The department met Level 3 maturity levels for the protect, detect and recover cyber security functions while meeting Level 4—effective—levels in two other functional categories outlined in the National Institute of Standards and Technology Cybersecurity Framework, the DHS Inspector General (IG) said in a report earlier this month. Level 3 refers to “consistently implemented” a particular function.DHS Logo DHS

The two areas where DHS achieved the targeted level of effectiveness in its cyber security protections were identify, which refers to understanding risks to systems and data, and recover, which requires having plans in place for resilience and restoring capabilities and service should a cyber event occur. Level 4 is defined as “managed and measurable.”

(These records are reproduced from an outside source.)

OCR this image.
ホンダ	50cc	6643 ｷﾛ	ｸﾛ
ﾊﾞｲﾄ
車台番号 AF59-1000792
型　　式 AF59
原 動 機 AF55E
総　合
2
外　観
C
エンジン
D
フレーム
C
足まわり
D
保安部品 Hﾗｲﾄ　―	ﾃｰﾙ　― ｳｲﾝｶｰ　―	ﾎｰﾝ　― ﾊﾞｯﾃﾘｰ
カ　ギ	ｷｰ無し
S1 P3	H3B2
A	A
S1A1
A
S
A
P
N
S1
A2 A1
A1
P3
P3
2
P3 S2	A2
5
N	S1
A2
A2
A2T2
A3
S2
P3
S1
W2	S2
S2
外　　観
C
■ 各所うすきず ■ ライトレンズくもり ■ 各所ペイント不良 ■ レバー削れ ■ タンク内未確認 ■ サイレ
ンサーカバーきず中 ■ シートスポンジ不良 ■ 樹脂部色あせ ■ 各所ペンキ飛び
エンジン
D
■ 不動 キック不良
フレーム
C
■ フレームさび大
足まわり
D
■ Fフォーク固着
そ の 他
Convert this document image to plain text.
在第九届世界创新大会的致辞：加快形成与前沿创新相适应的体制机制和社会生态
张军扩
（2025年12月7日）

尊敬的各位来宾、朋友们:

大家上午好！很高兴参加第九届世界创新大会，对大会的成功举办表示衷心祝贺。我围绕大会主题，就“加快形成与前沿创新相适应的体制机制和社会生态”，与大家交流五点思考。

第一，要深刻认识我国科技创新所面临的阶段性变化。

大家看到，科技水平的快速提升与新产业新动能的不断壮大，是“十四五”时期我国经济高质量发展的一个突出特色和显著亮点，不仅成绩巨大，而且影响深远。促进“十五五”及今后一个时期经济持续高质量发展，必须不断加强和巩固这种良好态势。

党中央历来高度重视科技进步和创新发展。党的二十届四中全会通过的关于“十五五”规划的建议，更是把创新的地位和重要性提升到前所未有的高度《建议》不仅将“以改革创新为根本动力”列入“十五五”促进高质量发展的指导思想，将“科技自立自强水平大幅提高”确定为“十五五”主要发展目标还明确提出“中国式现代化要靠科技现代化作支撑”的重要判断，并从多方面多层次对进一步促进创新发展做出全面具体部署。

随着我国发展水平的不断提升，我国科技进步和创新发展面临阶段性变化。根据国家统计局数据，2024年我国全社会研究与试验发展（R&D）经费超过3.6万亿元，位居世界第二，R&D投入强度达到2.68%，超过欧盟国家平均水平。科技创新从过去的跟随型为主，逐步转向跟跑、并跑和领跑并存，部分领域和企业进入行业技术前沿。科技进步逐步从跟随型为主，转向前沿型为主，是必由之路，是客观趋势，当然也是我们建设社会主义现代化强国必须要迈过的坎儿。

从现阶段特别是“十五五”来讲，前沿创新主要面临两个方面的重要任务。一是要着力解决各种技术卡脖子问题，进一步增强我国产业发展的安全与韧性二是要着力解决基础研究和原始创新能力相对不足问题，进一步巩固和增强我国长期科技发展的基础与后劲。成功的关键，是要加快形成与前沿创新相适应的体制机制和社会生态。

Level 5 is the highest level and means cyber security functions are “optimized.”

President Donald Trump last May directed all federal departments and agencies to implement the NIST Cybersecurity Framework, which was developed through a public and private sector collaboration during the Obama administration. That same month, the White House Office of Management and Budget provided the government with implementation guidance for the framework. In August, DHS outlined its implementation plans, saying its top two risks are “’obsolete operating systems and hardware,’ and ‘cybersecurity workforce recruitment, retention, and training,’” for fulfilling the president’s order, the IG said.

The IG conducted its review based on instructions contained in the Federal Information Security Modernization Act (FISMA) of 2014.

“Based on this year’s FISMA results, additional oversight is needed for the department to improve in ensuring that components comply with federal and DHS information security policy,” the IG said, adding that throughout the department’s 15-year history, “components have not effectively managed and secured their information systems.” The report said that department components continue to operate information technology systems without the proper authorities, have used unsupported operating systems, haven’t properly used processes designed to manage risks, and “failed to apply security patches timely.”

The report said that DHS has resolved all five of the IG’s recommendations but is waiting for the department to provide documentation for four of them to demonstrate it has completed its corrective actions before closing these recommendations.